Modeling Decolonization: Leaders and Followers in the Human Sciences at the End of Empire

What did the geopolitical rupture of decolonization mean for the human sciences? Treating Britain’s African colonies as a laboratory, Anglo-American researchers after 1945 inherited the problematics of the late imperial state and rethought theories of authority as a result. Specifically, the idea of leadership — which had an ambiguous meaning in classical sociology and was then conspicuously tarnished by fascism — was rehabilitated because of the need for subtle, flexible, and untraditional forms of political management as empires crumbled. An updated version of Max Weber’s famed charismatic leader achieved new currency as a counterpoint to various troublesome alternatives: the rigid hierarchies of indirect rule; the impersonal but disorienting transformations of modernization; and the threat of anticolonial struggle tipping into revolutionary disorder.
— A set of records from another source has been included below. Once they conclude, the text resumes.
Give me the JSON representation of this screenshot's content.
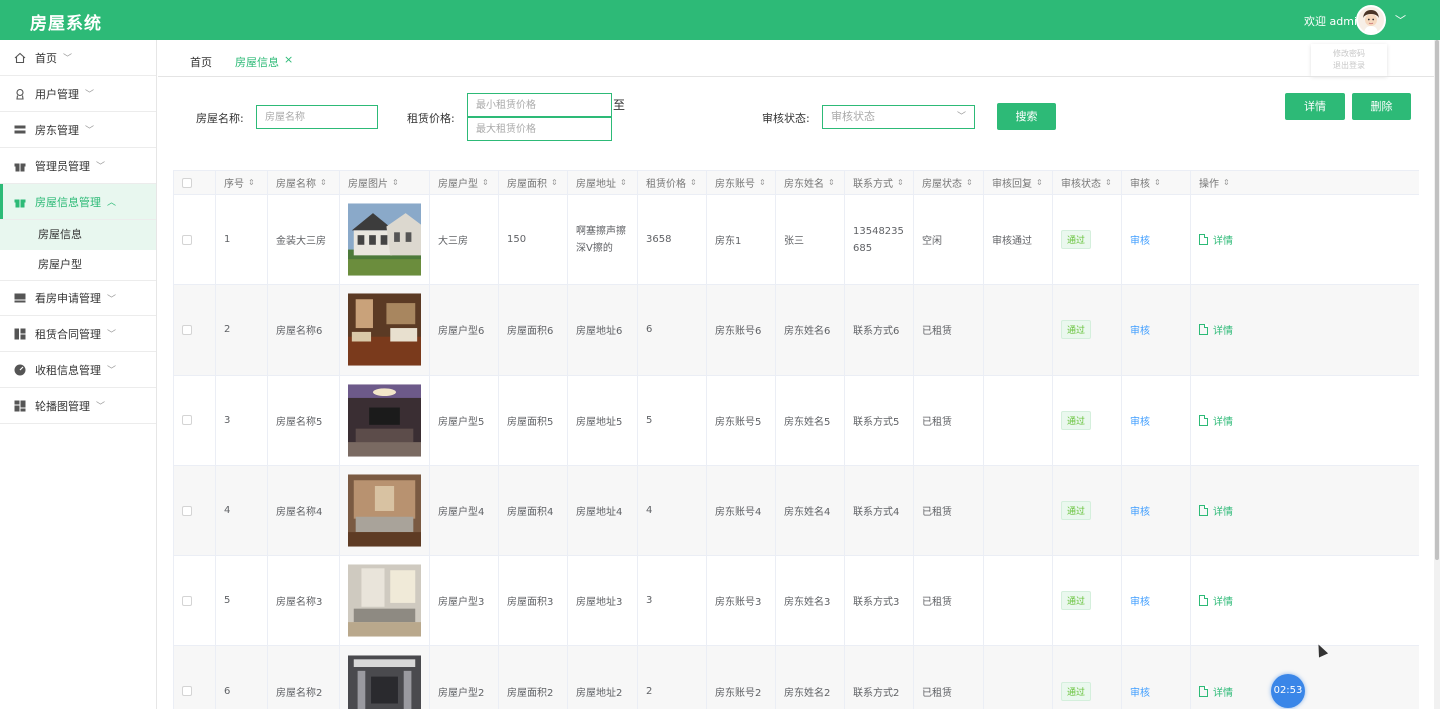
{
  "header": {
    "title": "房屋系统",
    "welcome": "欢迎 admin",
    "dropdown_items": [
      "修改密码",
      "退出登录"
    ]
  },
  "sidebar": {
    "items": [
      {
        "label": "首页",
        "icon": "home-icon"
      },
      {
        "label": "用户管理",
        "icon": "user-icon"
      },
      {
        "label": "房东管理",
        "icon": "list-icon"
      },
      {
        "label": "管理员管理",
        "icon": "gift-icon"
      },
      {
        "label": "房屋信息管理",
        "icon": "house-icon",
        "active": true
      },
      {
        "label": "看房申请管理",
        "icon": "screen-icon"
      },
      {
        "label": "租赁合同管理",
        "icon": "grid-icon"
      },
      {
        "label": "收租信息管理",
        "icon": "pie-icon"
      },
      {
        "label": "轮播图管理",
        "icon": "dashboard-icon"
      }
    ],
    "subitems": [
      "房屋信息",
      "房屋户型"
    ]
  },
  "tabs": [
    {
      "label": "首页"
    },
    {
      "label": "房屋信息",
      "active": true,
      "close": "×"
    }
  ],
  "search": {
    "name_label": "房屋名称:",
    "name_placeholder": "房屋名称",
    "price_label": "租赁价格:",
    "min_placeholder": "最小租赁价格",
    "max_placeholder": "最大租赁价格",
    "to_label": "至",
    "status_label": "审核状态:",
    "status_placeholder": "审核状态",
    "search_button": "搜索",
    "detail_button": "详情",
    "delete_button": "删除"
  },
  "table": {
    "columns": [
      "序号",
      "房屋名称",
      "房屋图片",
      "房屋户型",
      "房屋面积",
      "房屋地址",
      "租赁价格",
      "房东账号",
      "房东姓名",
      "联系方式",
      "房屋状态",
      "审核回复",
      "审核状态",
      "审核",
      "操作"
    ],
    "rows": [
      {
        "no": "1",
        "name": "金装大三房",
        "type": "大三房",
        "area": "150",
        "address": "啊塞擦声擦深V擦的",
        "price": "3658",
        "account": "房东1",
        "owner": "张三",
        "phone": "13548235685",
        "status": "空闲",
        "reply": "审核通过",
        "audit_status": "通过",
        "audit": "审核",
        "op": "详情"
      },
      {
        "no": "2",
        "name": "房屋名称6",
        "type": "房屋户型6",
        "area": "房屋面积6",
        "address": "房屋地址6",
        "price": "6",
        "account": "房东账号6",
        "owner": "房东姓名6",
        "phone": "联系方式6",
        "status": "已租赁",
        "reply": "",
        "audit_status": "通过",
        "audit": "审核",
        "op": "详情"
      },
      {
        "no": "3",
        "name": "房屋名称5",
        "type": "房屋户型5",
        "area": "房屋面积5",
        "address": "房屋地址5",
        "price": "5",
        "account": "房东账号5",
        "owner": "房东姓名5",
        "phone": "联系方式5",
        "status": "已租赁",
        "reply": "",
        "audit_status": "通过",
        "audit": "审核",
        "op": "详情"
      },
      {
        "no": "4",
        "name": "房屋名称4",
        "type": "房屋户型4",
        "area": "房屋面积4",
        "address": "房屋地址4",
        "price": "4",
        "account": "房东账号4",
        "owner": "房东姓名4",
        "phone": "联系方式4",
        "status": "已租赁",
        "reply": "",
        "audit_status": "通过",
        "audit": "审核",
        "op": "详情"
      },
      {
        "no": "5",
        "name": "房屋名称3",
        "type": "房屋户型3",
        "area": "房屋面积3",
        "address": "房屋地址3",
        "price": "3",
        "account": "房东账号3",
        "owner": "房东姓名3",
        "phone": "联系方式3",
        "status": "已租赁",
        "reply": "",
        "audit_status": "通过",
        "audit": "审核",
        "op": "详情"
      },
      {
        "no": "6",
        "name": "房屋名称2",
        "type": "房屋户型2",
        "area": "房屋面积2",
        "address": "房屋地址2",
        "price": "2",
        "account": "房东账号2",
        "owner": "房东姓名2",
        "phone": "联系方式2",
        "status": "已租赁",
        "reply": "",
        "audit_status": "通过",
        "audit": "审核",
        "op": "详情"
      }
    ]
  },
  "timer": "02:53",
  "colors": {
    "primary": "#2dba77",
    "link": "#409eff",
    "badge_text": "#67c23a"
  }
}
Erik Linstrum is an Associate Professor at the University of Virginia and a historian of modern Britain in its imperial, European, and global contexts. His research explores the politics of knowledge and the circulation of information with particular interests in science and technology, war and violence, and the long history of decolonization. His first book, Ruling Minds: Psychology in the British Empire, won the George Louis Beer Prize of the American Historical Association for the best book of the year in European international history. His most recent book, Age of Emergency: Living with Violence at the End of the British Empire, traces reports of atrocities in Malaya, Kenya, and Cyprus as they circulated through British society after 1945: from the anticolonial left to the imperialist and fascist right, from Fleet Street to the Church of England, from BBC teleplays to the West End theatre scene.